Similarly, the immediate past president of the Nigeria Bar Association, Mr. Oluwarotimi Akeredolu, said that Adebayo’s position as a REC was unacceptable.
He said Adebayo should be removed or should resign voluntarily from office after her ignoble role in the Ekiti rerun election.
He said, “My view is that the lady should have been removed by now. Her presence in the commission is a total disservice to the nation, especially with regards to the far-reaching findings by the Appeal Court.
“We expect the Federal Government to have done something and ask her to go. In fact, if she is somebody that has conscience, she should have resigned by now.”
Also, the Publicity Secretary of the Afenifere Renewal Group, Mr. Yinka Odumakin, said that Adebayo’s presence in INEC was an incontrovertible stain on the integrity of the electoral process.
He urged the President and the Federal Government to remove her from her crucial position if she failed to resign.
On their part, the Nigeria Labour Congress and the Trade Union Congress, the two umbrella labour organisations in the country, expressed their resolve to carry out campaigns for Adebayo’s removal from office.

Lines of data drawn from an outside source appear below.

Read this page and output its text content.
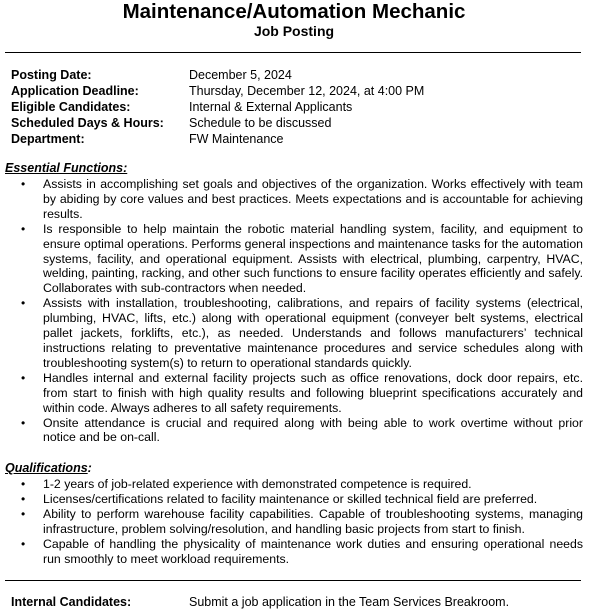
Maintenance/Automation Mechanic
Job Posting
Posting Date:	December 5, 2024
Application Deadline:	Thursday, December 12, 2024, at 4:00 PM
Eligible Candidates:	Internal & External Applicants
Scheduled Days & Hours:	Schedule to be discussed
Department:	FW Maintenance
Essential Functions:
•	Assists in accomplishing set goals and objectives of the organization. Works effectively with team by abiding by core values and best practices. Meets expectations and is accountable for achieving results.
•	Is responsible to help maintain the robotic material handling system, facility, and equipment to ensure optimal operations. Performs general inspections and maintenance tasks for the automation systems, facility, and operational equipment. Assists with electrical, plumbing, carpentry, HVAC, welding, painting, racking, and other such functions to ensure facility operates efficiently and safely. Collaborates with sub-contractors when needed.
•	Assists with installation, troubleshooting, calibrations, and repairs of facility systems (electrical, plumbing, HVAC, lifts, etc.) along with operational equipment (conveyer belt systems, electrical pallet jackets, forklifts, etc.), as needed. Understands and follows manufacturers’ technical instructions relating to preventative maintenance procedures and service schedules along with troubleshooting system(s) to return to operational standards quickly.
•	Handles internal and external facility projects such as office renovations, dock door repairs, etc. from start to finish with high quality results and following blueprint specifications accurately and within code. Always adheres to all safety requirements.
•	Onsite attendance is crucial and required along with being able to work overtime without prior notice and be on-call.
Qualifications:
•	1-2 years of job-related experience with demonstrated competence is required.
•	Licenses/certifications related to facility maintenance or skilled technical field are preferred.
•	Ability to perform warehouse facility capabilities. Capable of troubleshooting systems, managing infrastructure, problem solving/resolution, and handling basic projects from start to finish.
•	Capable of handling the physicality of maintenance work duties and ensuring operational needs run smoothly to meet workload requirements.
Internal Candidates:	Submit a job application in the Team Services Breakroom.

The NLC, in a communiqué issued at the end of its National Executive Committee meeting in Abuja on Wednesday, said that it would organise demonstrations to press for her removal as was the case with the former chairman of the commission, Prof. Maurice Iwu.
The communiqué, signed by the president and general-secretary of the congress, Messrs Abdulwahed Omar and John Odah, respectively, stated that Adebayo’s record in Ekiti had disqualified her from her current position.

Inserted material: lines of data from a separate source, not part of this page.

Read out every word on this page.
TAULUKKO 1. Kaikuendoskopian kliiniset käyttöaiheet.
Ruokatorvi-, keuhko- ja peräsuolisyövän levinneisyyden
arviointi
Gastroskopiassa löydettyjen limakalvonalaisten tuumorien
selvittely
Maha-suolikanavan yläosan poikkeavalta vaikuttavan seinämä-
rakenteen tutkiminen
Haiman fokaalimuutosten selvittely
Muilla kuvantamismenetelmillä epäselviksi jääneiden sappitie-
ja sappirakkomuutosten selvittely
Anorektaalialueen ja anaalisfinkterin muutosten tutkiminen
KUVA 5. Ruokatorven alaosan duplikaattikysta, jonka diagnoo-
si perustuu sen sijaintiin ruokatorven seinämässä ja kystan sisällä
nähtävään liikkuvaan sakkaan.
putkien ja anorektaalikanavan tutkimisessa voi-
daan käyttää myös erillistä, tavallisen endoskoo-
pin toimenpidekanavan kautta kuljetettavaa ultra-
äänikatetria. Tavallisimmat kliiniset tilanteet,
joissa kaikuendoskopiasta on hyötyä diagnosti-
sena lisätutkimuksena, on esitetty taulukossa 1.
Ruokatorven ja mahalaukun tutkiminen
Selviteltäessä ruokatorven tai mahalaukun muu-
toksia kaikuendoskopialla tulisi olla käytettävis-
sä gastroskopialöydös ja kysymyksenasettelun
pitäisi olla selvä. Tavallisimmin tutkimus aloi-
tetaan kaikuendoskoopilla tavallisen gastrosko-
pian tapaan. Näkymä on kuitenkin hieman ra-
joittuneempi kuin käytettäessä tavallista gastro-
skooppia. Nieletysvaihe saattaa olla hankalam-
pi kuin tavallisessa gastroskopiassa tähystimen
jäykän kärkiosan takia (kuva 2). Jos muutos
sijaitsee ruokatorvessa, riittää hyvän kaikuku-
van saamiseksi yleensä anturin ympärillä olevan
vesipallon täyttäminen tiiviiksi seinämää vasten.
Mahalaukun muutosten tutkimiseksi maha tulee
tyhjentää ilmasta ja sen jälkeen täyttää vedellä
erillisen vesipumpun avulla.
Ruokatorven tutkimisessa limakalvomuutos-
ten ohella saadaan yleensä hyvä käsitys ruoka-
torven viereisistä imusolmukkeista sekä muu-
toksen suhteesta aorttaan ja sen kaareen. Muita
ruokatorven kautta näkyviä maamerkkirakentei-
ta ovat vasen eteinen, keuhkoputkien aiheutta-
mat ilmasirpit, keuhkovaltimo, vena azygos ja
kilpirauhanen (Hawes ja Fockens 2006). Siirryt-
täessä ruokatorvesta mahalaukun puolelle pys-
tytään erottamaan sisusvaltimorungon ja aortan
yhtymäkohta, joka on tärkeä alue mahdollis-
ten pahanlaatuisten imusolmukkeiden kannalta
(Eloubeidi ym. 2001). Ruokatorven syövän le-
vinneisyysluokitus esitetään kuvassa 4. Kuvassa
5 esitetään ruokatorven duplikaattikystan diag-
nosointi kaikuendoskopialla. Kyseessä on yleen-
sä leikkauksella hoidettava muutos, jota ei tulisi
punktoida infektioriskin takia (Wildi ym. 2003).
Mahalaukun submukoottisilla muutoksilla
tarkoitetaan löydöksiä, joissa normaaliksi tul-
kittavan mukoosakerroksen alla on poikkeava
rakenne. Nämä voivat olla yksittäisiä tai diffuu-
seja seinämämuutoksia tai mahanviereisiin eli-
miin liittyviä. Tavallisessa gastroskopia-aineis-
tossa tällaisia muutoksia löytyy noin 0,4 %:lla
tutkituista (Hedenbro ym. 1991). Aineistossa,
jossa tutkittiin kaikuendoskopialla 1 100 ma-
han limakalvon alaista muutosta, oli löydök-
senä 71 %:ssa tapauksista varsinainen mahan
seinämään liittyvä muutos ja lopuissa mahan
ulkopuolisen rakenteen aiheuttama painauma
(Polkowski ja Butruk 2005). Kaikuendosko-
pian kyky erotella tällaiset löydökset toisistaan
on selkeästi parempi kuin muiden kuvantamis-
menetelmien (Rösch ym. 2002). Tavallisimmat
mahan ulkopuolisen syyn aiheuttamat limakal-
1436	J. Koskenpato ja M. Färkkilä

In a telephone interview with our correspondent on Thursday, the president of the TUC, Mr. Peter Esele, said that Adebayo’s retention in INEC could not have happened in a civilised setting.
He said that the Federal Government, which appointed her, had a responsibility to move for her removal “because she is not worthy of that position.”
Jega said in an interview he granted a weekly magazine this week that he was prepared to use his powers as the INEC chairman to ensure that the integrity of the commission was enhanced.
He explained his constraints with respect to the emerging storm around Adebayo. According to him, he lacks the powers to hire or fire RECs.
However, he said that INEC might initiate a process for the removal of a REC. “But if we have concrete evidence of fraud or misconduct, which is a sufficient ground to initiate a process, we will do so,” Jega had told the magazine.